Unprecedented success was achieved by applying this equation to various real systems. The problem of overcoming the common voltage-barrier is that a particle like an electron can easily break through the walls. It is a tunneling process. Mr. Schrödinger himself was able to solve the Balmer series of the hydrogen spectrum by determining the solution of his equations in the case of hydrogen.

As a result, it is possible to show how incomplete Bohr's model was, despite its close proximity to quantum theory. The main problem is that the actual quantification of momentum is not what Bohr thought it was, or in Broglie's law.

‘It is very important that there is no determination of the Schrödinger equation. It's just a guess. We can calculate the various relevant results of these estimates and then compare those results with the test. We see that the success of Schrödinger’s equations is so great that it is not a coincidence. It is, of course, the basic equation that is able to successfully explain the non-relativistic physical phenomena of the microcosm.

Shortly after Schrödinger's wave mechanics and Heisenberg's matrix mechanics (Schrödinger published his equations a few months after Heisenberg's publication) Max Born and Paul Dirac proved that these two mechanics were in fact two different mathematical models of the same phenomenon. In fact, they each describe the quantum theory, but their mathematical expression is different.
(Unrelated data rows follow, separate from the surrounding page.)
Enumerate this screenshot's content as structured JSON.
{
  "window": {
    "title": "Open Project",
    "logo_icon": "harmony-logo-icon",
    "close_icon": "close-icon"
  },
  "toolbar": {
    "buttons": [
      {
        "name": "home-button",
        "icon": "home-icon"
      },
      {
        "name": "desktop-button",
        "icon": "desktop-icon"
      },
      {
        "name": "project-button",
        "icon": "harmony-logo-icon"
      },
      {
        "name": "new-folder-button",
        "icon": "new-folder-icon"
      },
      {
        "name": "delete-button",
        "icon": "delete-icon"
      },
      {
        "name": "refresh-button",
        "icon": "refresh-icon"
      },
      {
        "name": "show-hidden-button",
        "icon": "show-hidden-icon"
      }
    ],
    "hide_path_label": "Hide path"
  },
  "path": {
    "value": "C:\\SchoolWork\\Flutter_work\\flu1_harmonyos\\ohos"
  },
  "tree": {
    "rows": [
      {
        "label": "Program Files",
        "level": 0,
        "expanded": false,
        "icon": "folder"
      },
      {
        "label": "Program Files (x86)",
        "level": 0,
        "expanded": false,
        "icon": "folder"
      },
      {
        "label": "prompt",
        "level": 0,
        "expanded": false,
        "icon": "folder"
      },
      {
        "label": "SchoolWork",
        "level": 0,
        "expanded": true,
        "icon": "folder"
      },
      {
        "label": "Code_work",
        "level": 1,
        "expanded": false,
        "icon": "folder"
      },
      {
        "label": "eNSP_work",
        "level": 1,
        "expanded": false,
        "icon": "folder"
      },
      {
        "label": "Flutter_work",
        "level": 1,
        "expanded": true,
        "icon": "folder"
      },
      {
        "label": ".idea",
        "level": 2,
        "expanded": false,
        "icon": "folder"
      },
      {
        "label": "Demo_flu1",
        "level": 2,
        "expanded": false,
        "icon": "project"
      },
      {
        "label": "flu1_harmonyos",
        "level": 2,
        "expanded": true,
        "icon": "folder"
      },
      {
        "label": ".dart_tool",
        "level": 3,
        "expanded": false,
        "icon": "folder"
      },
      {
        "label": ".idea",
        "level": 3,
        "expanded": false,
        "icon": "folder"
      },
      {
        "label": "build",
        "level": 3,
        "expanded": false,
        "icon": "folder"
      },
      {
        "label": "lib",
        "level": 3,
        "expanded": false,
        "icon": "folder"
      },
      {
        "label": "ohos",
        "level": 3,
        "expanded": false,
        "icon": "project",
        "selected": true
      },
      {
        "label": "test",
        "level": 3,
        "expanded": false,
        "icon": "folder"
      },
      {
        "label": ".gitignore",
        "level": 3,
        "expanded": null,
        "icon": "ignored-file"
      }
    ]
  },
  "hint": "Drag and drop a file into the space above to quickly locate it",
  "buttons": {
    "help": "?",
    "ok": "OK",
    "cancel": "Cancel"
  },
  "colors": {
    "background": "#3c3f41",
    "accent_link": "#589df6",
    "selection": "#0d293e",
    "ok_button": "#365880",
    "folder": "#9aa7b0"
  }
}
It becomes a matrix when you write the value of a physical object scattered in waves over space and time in a cluster. In a sense, matrix mechanics is more mathematically powerful, because more mathematical processes can be applied to the matrix. It is also convenient for calculations because the computer code matrix is much easier to understand.

What is the cy-function or wave of Schrödinger's equation? Is it a particle wave? No, Max Burn said it was actually an abstract mathematical construction. Its true meaning appears only when its square is calculated. The square of the cy-function (| ψ | 2) indicates the probability of finding that particle somewhere.

This is known as the Copenhagen explanation. Those who work with quantum mechanics say that it is better to calculate silently (shut up, and calculate) than to know and understand more! Only then will you find a testable solution. Feynman also said that no one understands quantum mechanics.

Understandably or not, quantum mechanics has now become a fundamental and important element of modern education. No one can make a solid-state device without knowing it, no one can understand the speed-nature of that device. So students of electrical engineering also have to learn it.

If you don't know it, you can't understand the bond of the element, so the chemistry student also reads it. There are no Hen branches of Materials Engineering, Photonics, Condensed Matter-Science and Engineering where Quantum Mechanics is not required.